Intergrain forces in low Mach-number plasma wakes

Mutual interaction of dust grains depends upon their wake. How that wake and the intergrain forces evolve from the oscillatory structure at sound-speed plasma flow velocity to the symmetric shielding at zero flow, is here studied computationally. Rigorous simulation of interactions of two negatively charged grains smaller than the Debye length has been carried out using the Cartesian-coordinate Oblique-boundary Particle and Thermals in Cell (COPTIC) code, covering a wide range of subsonic plasma flow velocities. In plasmas with temperature ratio $T_e/T_i=100$, it is found that a single grain's oscillatory wake disappears for flow Mach numbers ($M$) less than approximately 0.3, which is the parameter regime where Landau damping is expected to be strong.
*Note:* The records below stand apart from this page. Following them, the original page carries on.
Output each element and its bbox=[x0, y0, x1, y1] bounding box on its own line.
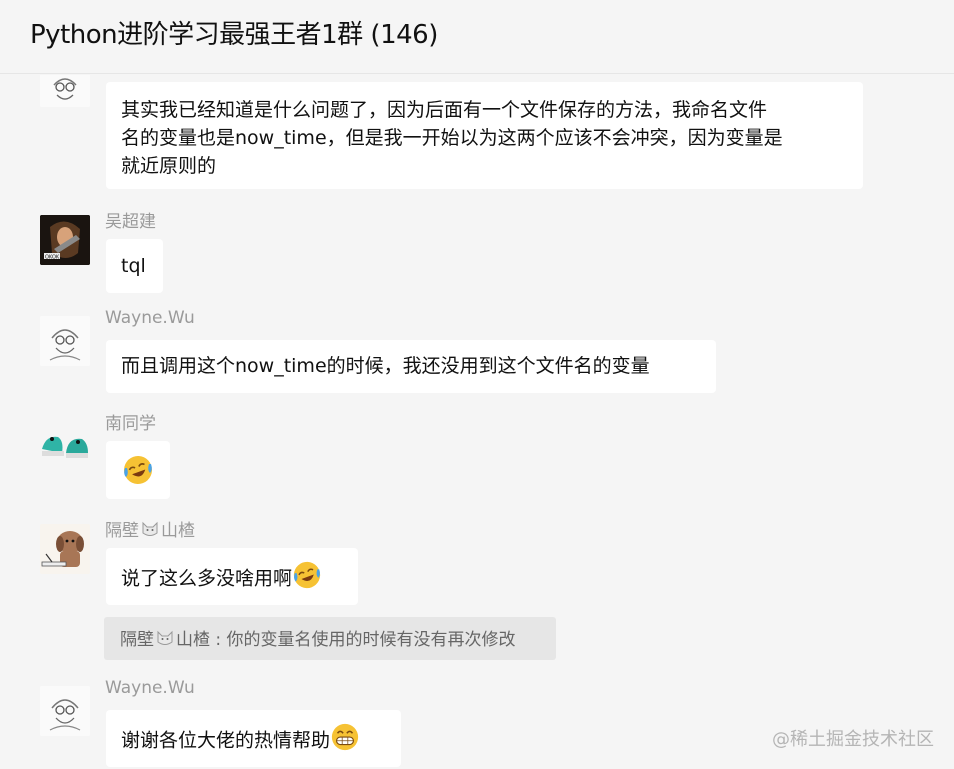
cat-face-icon bbox=[156, 629, 174, 652]
avatar[interactable] bbox=[40, 524, 90, 574]
message-text: tql bbox=[121, 255, 146, 277]
avatar[interactable] bbox=[40, 417, 90, 467]
message-list[interactable]: 其实我已经知道是什么问题了，因为后面有一个文件保存的方法，我命名文件 名的变量也… bbox=[0, 75, 954, 769]
watermark: @稀土掘金技术社区 bbox=[772, 729, 934, 750]
svg-text:OKOK: OKOK bbox=[45, 255, 60, 261]
avatar[interactable] bbox=[40, 686, 90, 736]
crying-laughing-emoji bbox=[122, 454, 154, 486]
sender-name: Wayne.Wu bbox=[105, 678, 195, 698]
message-text: 而且调用这个now_time的时候，我还没用到这个文件名的变量 bbox=[121, 355, 650, 377]
message-text: 谢谢各位大佬的热情帮助 bbox=[121, 729, 331, 752]
chat-header: Python进阶学习最强王者1群 (146) bbox=[0, 0, 954, 74]
cat-face-icon bbox=[141, 520, 159, 543]
quoted-message[interactable]: 隔壁 山楂 : 你的变量名使用的时候有没有再次修改 bbox=[104, 617, 556, 660]
message-bubble[interactable]: tql bbox=[106, 239, 163, 293]
sender-name: 南同学 bbox=[105, 414, 156, 434]
sender-name: 吴超建 bbox=[105, 212, 156, 232]
avatar[interactable] bbox=[40, 316, 90, 366]
message-text: 其实我已经知道是什么问题了，因为后面有一个文件保存的方法，我命名文件 名的变量也… bbox=[121, 99, 783, 177]
sender-name: Wayne.Wu bbox=[105, 308, 195, 328]
avatar[interactable] bbox=[40, 75, 90, 107]
grinning-emoji bbox=[330, 722, 360, 760]
message-bubble[interactable]: 其实我已经知道是什么问题了，因为后面有一个文件保存的方法，我命名文件 名的变量也… bbox=[106, 82, 863, 189]
avatar[interactable]: OKOK bbox=[40, 215, 90, 265]
crying-laughing-emoji bbox=[292, 560, 322, 598]
message-bubble[interactable]: 说了这么多没啥用啊 bbox=[106, 548, 358, 605]
sender-name: 隔壁 山楂 bbox=[105, 520, 195, 543]
message-text: 说了这么多没啥用啊 bbox=[121, 567, 293, 590]
message-bubble[interactable]: 谢谢各位大佬的热情帮助 bbox=[106, 710, 401, 767]
message-bubble[interactable] bbox=[106, 441, 170, 499]
message-bubble[interactable]: 而且调用这个now_time的时候，我还没用到这个文件名的变量 bbox=[106, 340, 716, 393]
chat-title: Python进阶学习最强王者1群 (146) bbox=[30, 20, 438, 50]
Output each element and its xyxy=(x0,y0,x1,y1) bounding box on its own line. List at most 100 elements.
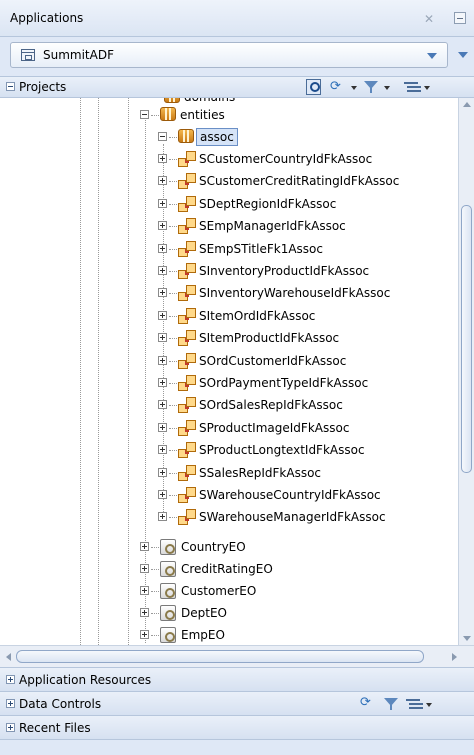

Neutral collisions suppress potential oscillations above $M=0.3$, but not the trailing attractive potential peak caused by ion focussing. The transverse (grain-aligning) force on a downstream particle in the wake of another is obtained rigorously from the code in three-dimensional simulations. It shows general agreement with the force that would be deduced from the single-grain wake potential gradient. Except for relatively large grains in the nonlinear collisional regime, the grain-aligning force is very small for slow flow.